C. Keystone's Claims Against Myers
Keystone's claims against Myers are set forth in Counts Four and Six of the Amended Complaint. (ECF Doc. 37, pp. 8-10, 11-12.) All six counts in the Amended Complaint also include allegations and seek judgment against Davey Kent (ECF Doc. 37), but those claims are stayed based on Davey Kent's “Notice of Bankruptcy Filing” (ECF Doc. 17, p. 3).
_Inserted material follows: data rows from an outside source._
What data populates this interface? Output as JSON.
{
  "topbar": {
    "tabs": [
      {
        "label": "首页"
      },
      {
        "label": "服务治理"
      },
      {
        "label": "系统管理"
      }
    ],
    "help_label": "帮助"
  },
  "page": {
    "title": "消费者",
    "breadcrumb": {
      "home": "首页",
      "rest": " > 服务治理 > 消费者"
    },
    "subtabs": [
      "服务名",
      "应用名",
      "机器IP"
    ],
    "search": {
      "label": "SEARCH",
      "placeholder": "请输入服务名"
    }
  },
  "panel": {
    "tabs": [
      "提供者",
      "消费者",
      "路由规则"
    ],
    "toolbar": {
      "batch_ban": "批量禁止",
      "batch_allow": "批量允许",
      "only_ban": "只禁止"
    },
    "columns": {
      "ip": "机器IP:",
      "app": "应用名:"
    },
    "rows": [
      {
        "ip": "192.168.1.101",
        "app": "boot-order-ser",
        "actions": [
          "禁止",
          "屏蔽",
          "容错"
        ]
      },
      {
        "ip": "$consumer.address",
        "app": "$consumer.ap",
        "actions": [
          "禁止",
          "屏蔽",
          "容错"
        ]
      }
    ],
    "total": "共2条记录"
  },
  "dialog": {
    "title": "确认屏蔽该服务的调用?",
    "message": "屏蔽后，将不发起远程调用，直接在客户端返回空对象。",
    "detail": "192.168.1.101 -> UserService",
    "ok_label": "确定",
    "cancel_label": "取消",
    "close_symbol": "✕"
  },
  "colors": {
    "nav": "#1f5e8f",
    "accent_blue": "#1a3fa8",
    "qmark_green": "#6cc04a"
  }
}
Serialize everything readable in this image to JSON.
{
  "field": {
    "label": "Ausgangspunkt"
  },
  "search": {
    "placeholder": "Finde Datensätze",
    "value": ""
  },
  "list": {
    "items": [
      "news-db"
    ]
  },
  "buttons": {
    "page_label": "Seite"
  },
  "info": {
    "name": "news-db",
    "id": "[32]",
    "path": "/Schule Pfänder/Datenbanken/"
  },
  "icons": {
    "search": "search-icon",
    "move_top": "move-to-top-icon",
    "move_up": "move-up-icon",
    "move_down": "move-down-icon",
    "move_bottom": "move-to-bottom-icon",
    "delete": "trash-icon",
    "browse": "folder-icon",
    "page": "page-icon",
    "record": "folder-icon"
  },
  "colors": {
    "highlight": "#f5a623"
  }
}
Thus, the only claims presently before this Court are the claims asserted against Myers individually.
1. Count Four - Breach of Factoring Agreement and Guaranty
In Count Four, Keystone alleges that Myers signed a Guaranty of Payment as part of the Factoring Agreement, which he breached when Davey Kent failed to pay Durham $214,815.06 due under the Factoring Agreement after Keystone made a payment in that same amount to Davey Kent. (ECF Doc. 37, pp. 8-10, ¶¶ 43-51.) Keystone seeks judgment in its favor and against Myers in the amount $214,815.96, plus attorney's fees and disbursements, costs, statutory interest, and any other relief that the Court deems just and proper. (Id. at p. 10.)
2. Count Six - Fraud
In Count Six, Keystone alleges that Myers made “fraudulent misrepresentations to Keystone to induce Keystone to purchase drills and pay money for them.” (ECF Doc. 37, p. 11, ¶ 57.) Keystone further alleges that “Myers viewed Keystone as a source of funds to keep their business afloat” and made knowing misrepresentations “with the intent of misleading Keystone into paying money for drills Davey Kent knew it would not deliver.” (Id. at p. 11, ¶ 63.) Keystone alleges that it justifiably relied on misrepresentations by Myers and suffered resulting damage in the amount $622,606.68, asserting that Myers is “liable in his personal capacity because he derived a personal benefit from defrauding Keystone” and noting that Myers “guaranteed performance under the Factoring Agreement and it was in his personal interest to induce Keystone to keep paying Davey Kent, as the Keystone receivables were the subject of the Factoring Agreement and the collateral that secured the line of credit from Durham.” (ECF Doc. 37, p. 12, ¶ 65.) Keystone further alleges that Myers's fraud “was willful, wanton, malicious and spiteful,” and therefore entitles Keystone to collect punitive damages and attorney's fees. (Id. at p. 12, ¶ 66.) Keystone seeks judgment in its favor and against Myers in the amount of $622,606.68, punitive damages and attorney's fees, costs, statutory interest, and any other relief that the Court deems just and proper. (ECF Doc. 37, p. 12.)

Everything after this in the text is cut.